Date published: 7/7/2020

I have been examining the small portable wooden objects in the Vindolanda collection for several years. Despite having spent many hours looking at these delicate items the fact that they have survived, in sealed, oxygen free, damp layers, from nearly 2000 years ago still gives me a sense of wonder. Many of the objects show great skill in their production and by examining them in detail they can speak of the trees from which they were made, the crafts people that manufactured them, the journey they made from where they were created, and the people that ultimately used them.

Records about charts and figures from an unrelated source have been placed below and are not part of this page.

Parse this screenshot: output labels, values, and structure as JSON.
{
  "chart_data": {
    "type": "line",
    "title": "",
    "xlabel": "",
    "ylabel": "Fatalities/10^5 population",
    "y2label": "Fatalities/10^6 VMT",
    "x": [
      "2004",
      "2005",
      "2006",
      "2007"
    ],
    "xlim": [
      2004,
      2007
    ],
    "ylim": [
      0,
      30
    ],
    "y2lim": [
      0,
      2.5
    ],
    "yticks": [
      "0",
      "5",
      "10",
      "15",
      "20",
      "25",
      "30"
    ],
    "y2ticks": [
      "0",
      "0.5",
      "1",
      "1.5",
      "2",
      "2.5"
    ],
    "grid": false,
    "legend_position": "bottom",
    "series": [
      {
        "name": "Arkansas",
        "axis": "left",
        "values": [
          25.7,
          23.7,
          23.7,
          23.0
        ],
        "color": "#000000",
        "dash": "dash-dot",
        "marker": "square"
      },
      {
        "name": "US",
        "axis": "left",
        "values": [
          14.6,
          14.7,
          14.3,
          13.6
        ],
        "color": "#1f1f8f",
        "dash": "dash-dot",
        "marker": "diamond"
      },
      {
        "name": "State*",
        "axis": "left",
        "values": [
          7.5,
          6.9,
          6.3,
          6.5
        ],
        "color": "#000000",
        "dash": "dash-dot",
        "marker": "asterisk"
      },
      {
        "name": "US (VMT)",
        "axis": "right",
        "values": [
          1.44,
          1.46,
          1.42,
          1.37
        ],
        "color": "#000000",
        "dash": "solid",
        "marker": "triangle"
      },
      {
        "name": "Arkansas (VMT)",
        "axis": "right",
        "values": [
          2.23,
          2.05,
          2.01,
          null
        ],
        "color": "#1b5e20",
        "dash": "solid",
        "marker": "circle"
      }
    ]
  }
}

Amongst the many remarkable objects are small, circular, containers with lids, originally made by a turner on a lathe. They are nearly all made from boxwood, a very slow grown tree with a close dense grain, ideal when making objects that need fine features combined with strength. Boxwood was, for example, regularly used to make the double sided combs you can see on display at the Vindolanda museum, the strong fine character of the wood allowing for the fine teeth of the comb to be made so that they could withstand repeated use. The same characteristics enabled turners to produce the small lidded boxes, also known as pyxides. At Vindolanda these had fine thin walls and neatly fitting lids, with a height around 4 -5 cm and a diameter of 3-4 cm. At least one example from the fort had contents that may have been some form of ointment or cosmetic, but these small boxes may also have served to contain smaller items of value.  Boxwood would not have grown locally, and it is likely that these objects were originally made far to the south of Vindolanda.

As an archaeologist there is often a need to try out techniques to better understand the items we find through practical, research driven, engagement with materials and different ways of making. However, the object shown here is not part of that type of formal research work. Instead, it is simply a product of the fact that I find these objects aesthetically pleasing and, as I also turn wood as a hobby, their form has inspired my own creativity, using different wood types and modern tools, to create my own variation on an ancient theme.